Access challenges are the second biggest barrier to attendance for those who have interest, but don’t visit. It can be tempting to pour resources into onsite technology like virtual reality. But consider this: Data shows that offsite technology – such as lack of user-friendly/functional online ticketing, missing social media responses, and less-than informative websites – are barriers to visitation that actively keep people away! (“They don’t have virtual reality” has yet to surface as a specific reason why folks do not attend certain cultural organizations, but “It’s too hard to plan my visit” sure does!) While it may be easy to feel bored with these, common barriers, they are the ones that matter most. After all, if folks don’t attend, they won’t experience that cool-sounding onsite technology at all.

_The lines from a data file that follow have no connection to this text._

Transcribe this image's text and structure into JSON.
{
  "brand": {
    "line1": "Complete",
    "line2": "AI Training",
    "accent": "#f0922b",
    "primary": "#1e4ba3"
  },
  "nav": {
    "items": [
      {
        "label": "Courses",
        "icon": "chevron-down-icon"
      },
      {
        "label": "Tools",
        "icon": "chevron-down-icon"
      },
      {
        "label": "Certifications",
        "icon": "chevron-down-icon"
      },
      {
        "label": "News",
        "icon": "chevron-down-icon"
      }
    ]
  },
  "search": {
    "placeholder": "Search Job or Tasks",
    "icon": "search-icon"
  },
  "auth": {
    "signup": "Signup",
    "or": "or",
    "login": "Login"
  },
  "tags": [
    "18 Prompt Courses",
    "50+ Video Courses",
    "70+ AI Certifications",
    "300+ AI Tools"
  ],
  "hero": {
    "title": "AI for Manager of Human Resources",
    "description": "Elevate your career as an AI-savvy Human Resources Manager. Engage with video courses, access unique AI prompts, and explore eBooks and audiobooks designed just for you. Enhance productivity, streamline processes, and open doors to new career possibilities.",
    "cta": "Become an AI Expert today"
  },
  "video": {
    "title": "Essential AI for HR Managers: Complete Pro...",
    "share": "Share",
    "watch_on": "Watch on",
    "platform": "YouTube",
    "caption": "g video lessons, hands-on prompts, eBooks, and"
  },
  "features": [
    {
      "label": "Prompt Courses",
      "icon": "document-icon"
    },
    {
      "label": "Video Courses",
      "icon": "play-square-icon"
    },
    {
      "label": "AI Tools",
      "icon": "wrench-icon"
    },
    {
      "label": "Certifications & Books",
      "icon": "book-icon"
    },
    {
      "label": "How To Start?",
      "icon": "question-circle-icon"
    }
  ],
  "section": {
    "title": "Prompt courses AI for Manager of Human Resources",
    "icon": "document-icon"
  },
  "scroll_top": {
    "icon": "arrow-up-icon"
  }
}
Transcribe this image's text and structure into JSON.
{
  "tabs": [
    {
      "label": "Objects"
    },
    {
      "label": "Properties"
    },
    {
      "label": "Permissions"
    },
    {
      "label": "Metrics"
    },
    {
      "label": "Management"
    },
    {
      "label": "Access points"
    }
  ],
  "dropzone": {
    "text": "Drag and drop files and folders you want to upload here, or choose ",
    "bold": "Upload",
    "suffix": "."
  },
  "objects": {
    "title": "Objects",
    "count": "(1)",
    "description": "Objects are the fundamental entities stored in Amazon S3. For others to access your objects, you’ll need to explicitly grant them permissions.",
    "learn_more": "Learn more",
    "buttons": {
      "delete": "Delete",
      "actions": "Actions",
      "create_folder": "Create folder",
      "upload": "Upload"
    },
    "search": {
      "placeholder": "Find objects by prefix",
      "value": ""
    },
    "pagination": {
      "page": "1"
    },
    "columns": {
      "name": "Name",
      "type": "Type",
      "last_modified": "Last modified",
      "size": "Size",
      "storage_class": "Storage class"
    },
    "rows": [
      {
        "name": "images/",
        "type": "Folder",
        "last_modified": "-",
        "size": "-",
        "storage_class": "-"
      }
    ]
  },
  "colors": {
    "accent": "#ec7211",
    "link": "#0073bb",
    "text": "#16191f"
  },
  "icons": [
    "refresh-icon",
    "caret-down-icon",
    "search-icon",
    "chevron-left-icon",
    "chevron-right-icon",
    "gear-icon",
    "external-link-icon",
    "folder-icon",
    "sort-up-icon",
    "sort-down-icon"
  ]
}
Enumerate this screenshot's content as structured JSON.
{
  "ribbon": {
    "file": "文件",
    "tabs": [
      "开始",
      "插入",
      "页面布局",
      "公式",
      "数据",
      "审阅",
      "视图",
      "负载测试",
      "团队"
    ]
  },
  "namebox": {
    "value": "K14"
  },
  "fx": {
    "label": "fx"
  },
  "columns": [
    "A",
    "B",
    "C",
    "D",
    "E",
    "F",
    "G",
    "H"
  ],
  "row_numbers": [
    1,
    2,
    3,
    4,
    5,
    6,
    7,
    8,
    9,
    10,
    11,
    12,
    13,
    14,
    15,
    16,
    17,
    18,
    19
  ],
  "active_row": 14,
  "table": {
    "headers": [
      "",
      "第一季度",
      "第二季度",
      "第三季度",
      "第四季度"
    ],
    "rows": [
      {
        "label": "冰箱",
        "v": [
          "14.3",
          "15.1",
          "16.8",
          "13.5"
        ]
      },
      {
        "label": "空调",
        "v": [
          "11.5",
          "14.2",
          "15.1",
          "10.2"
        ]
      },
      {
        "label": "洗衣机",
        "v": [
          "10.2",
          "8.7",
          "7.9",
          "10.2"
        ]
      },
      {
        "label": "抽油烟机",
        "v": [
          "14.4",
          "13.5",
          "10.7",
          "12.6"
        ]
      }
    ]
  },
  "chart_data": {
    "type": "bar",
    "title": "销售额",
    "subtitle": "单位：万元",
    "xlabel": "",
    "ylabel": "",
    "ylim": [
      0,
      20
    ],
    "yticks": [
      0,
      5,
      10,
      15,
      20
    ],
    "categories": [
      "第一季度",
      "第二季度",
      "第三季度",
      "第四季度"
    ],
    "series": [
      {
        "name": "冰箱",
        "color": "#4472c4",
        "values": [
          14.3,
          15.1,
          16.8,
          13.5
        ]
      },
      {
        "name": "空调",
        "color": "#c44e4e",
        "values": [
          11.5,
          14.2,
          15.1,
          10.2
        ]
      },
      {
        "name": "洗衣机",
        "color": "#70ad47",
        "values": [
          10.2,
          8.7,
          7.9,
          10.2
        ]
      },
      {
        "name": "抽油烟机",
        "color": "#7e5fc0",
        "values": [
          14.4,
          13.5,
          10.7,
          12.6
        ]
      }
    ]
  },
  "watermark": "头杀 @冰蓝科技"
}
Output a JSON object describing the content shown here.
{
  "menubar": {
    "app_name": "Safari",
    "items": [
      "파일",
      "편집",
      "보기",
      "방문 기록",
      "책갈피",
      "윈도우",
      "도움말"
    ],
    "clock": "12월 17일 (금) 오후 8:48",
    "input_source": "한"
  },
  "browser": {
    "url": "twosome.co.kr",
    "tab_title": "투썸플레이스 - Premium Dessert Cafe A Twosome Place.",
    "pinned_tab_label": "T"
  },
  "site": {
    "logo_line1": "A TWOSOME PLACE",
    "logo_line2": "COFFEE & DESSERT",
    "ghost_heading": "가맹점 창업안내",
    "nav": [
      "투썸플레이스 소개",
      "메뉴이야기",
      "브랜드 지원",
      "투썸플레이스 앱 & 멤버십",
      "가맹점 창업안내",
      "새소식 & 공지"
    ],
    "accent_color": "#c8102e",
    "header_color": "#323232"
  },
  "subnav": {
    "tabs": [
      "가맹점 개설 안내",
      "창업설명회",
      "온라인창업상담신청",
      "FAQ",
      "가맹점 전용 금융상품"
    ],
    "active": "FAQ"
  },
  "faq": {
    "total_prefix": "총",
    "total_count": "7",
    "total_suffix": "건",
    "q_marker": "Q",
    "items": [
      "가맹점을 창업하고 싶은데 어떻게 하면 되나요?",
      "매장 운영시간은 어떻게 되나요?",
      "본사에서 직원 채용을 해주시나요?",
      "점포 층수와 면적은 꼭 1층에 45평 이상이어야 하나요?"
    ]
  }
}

Understandably, a top indicator of a likely visitor is an interest in leaving the house to pursue activities in the first place. Data shows that inactive visitors are even more active than historic visitors, and these are the same folks targeted by sports teams, film production companies, and other leisure activities. Diversifying the visitor experience in accordance with an organization’s mission is becoming increasingly important in order to help cultural organizations secure attendance by way of offering unique experiences. This article shares data on what inactive visitors are doing.
While it can be tempting to consider an organization’s own efforts as single-handedly inspiring attendance, what is happening outside of an organization’s walls is a major factor. To visit the Cleveland Museum of Art, for example, a person needs to first decide to visit Cleveland and head into the University Circle neighborhood. This article covers the leisure activity motivations of active and inactive visitors to cultural organizations and how the offerings around an entity impact the decision to attend.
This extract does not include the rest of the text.